“The Lost Daughter” is the new Netflix drama film that marks the debut of Maggie Gyllenhaal as a director and writer, based on the book with the same name written by Elena Fernández and starring Olivia Colman, Jessie Buckley, Dakota Johnson, Ed Harris and Paul Mescal.
The plot revolves around Leda (Olivia Colman) a forty-something British literature professor who goes on holiday to Greece during the summer to work on her new lecture project. During her holiday at the beach hotel, she becomes obsessed about the young mother Nina (Dakota Johnson) and her kid Elena , and that fact brings back to her life painful memories of her motherhood.
Gyllenhaal demystifies the traditional concepts and idealisation of motherhood that women were born to be mothers spotlighting Leda, a protagonist who abandoned her daughters in the past because she didn’t feel fulfilled assuming the mother’s role to her life.

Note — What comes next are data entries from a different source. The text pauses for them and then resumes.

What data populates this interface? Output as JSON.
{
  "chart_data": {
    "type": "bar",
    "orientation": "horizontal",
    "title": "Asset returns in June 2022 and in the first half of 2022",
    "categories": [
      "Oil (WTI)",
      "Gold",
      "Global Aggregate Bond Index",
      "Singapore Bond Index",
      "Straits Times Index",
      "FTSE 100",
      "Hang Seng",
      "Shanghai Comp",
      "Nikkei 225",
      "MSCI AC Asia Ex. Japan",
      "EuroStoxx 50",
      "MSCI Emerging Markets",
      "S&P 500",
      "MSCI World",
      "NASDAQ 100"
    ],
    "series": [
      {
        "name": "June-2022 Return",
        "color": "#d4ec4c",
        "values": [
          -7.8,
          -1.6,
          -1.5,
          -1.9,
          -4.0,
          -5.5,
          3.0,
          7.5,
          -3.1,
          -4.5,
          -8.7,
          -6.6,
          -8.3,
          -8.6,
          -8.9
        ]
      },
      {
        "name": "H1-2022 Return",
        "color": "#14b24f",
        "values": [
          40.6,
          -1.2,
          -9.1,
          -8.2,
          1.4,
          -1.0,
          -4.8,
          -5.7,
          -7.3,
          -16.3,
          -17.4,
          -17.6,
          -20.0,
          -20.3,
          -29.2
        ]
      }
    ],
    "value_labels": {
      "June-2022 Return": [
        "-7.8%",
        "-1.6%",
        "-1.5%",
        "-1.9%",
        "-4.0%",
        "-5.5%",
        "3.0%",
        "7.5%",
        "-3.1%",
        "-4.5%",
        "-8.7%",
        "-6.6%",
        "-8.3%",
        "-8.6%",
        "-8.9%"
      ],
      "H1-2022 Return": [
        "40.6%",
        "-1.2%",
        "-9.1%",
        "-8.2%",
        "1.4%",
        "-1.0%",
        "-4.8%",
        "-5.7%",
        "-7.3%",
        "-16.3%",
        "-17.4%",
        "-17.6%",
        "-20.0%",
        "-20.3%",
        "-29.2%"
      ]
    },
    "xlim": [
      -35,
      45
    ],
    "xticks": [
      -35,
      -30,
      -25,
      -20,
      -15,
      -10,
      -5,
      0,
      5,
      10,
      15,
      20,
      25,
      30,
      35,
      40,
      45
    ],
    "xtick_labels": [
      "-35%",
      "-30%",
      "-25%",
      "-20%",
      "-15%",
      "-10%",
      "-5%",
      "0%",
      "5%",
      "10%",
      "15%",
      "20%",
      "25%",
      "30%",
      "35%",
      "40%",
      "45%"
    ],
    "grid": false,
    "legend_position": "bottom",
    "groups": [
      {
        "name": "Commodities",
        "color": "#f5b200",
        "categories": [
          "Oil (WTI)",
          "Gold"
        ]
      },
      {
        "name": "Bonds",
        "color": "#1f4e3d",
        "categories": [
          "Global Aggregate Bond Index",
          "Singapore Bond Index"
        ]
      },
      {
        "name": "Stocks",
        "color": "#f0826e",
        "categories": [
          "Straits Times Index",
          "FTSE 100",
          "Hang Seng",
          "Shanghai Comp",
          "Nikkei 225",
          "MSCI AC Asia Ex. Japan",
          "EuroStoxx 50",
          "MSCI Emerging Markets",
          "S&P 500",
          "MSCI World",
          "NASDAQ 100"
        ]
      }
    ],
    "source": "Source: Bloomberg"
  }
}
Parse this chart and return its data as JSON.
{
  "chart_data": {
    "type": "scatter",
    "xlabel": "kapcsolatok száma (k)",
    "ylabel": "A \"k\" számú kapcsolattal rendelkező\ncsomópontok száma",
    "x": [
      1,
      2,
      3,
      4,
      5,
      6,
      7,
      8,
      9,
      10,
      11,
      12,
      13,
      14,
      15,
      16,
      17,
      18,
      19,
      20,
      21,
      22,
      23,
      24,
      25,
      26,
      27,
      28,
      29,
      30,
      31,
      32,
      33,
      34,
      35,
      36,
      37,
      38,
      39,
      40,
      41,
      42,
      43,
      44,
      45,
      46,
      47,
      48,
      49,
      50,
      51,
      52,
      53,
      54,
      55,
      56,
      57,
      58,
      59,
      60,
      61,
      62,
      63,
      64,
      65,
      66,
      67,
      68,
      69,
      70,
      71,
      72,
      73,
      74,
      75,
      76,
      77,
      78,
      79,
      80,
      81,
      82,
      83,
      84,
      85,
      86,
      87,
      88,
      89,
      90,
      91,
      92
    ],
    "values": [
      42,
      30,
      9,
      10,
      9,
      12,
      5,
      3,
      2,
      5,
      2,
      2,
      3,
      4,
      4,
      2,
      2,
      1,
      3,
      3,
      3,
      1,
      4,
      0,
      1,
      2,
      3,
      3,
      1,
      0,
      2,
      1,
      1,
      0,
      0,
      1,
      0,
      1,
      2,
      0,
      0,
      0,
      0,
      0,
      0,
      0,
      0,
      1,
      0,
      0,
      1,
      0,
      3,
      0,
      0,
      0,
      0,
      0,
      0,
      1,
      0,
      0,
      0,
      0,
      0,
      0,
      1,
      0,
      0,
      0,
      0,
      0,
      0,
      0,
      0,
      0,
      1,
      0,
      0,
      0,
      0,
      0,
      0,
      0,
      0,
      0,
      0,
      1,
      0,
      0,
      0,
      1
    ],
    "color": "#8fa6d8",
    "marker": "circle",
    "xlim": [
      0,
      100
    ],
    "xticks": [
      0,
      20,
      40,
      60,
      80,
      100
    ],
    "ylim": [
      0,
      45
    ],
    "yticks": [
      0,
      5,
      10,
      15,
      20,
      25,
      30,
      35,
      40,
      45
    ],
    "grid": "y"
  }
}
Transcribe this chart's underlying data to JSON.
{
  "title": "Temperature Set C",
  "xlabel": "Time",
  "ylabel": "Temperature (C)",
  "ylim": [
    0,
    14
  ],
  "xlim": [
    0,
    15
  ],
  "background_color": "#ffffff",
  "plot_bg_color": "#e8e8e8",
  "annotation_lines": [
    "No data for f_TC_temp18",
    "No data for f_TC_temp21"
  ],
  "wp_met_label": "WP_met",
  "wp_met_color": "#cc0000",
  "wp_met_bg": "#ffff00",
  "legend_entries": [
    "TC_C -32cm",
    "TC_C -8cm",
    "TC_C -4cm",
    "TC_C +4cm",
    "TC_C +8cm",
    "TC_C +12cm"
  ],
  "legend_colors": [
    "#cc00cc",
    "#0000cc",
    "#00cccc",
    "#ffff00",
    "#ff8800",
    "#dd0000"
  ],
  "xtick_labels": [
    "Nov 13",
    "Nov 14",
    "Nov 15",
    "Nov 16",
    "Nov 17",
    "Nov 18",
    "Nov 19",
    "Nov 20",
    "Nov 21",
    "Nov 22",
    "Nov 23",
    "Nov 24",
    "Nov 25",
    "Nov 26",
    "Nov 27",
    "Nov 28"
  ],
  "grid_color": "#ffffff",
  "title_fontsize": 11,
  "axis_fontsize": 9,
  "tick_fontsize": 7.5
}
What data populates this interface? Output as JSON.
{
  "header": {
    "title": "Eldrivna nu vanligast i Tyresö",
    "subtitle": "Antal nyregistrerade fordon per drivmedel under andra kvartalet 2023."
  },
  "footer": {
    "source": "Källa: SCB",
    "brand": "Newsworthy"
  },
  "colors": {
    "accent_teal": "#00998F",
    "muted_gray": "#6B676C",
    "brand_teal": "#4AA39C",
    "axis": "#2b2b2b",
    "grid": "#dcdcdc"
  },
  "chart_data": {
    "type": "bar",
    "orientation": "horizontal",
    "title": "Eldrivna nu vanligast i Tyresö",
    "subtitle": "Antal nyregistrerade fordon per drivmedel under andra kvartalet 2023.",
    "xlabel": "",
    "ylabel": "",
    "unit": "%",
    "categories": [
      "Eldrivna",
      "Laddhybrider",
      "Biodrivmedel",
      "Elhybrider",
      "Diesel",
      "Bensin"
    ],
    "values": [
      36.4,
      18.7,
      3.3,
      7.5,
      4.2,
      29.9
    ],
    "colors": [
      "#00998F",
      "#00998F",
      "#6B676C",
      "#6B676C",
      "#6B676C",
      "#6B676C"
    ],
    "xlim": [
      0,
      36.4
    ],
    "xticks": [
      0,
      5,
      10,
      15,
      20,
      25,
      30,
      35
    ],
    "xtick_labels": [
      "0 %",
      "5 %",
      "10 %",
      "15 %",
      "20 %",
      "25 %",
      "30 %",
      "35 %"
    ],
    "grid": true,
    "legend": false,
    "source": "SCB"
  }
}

The narrative is divided between present and past through flashbacks and features a lot of metaphors and subtexts. Olivia Colman and Jessie Buckley who play Leda in two moments of her life are triumphant and honestly the best asset in the movie.
Although the plot explores an original idea and confronts bravery the social motherhood taboo, adding a stunning photography aesthetic and a stellar casting, the screenplay could have been best tailored going deeper into Leda’s conflicts, traumas and regrets. Also it should have created a better plot twist and final resolution. I haven’t read the book to compare them, but that’s my humble opinion about it.
I wish I could have fallen in love with the narrative because is a great movie, but the lack of those things I’ve said above made me not get caught by it.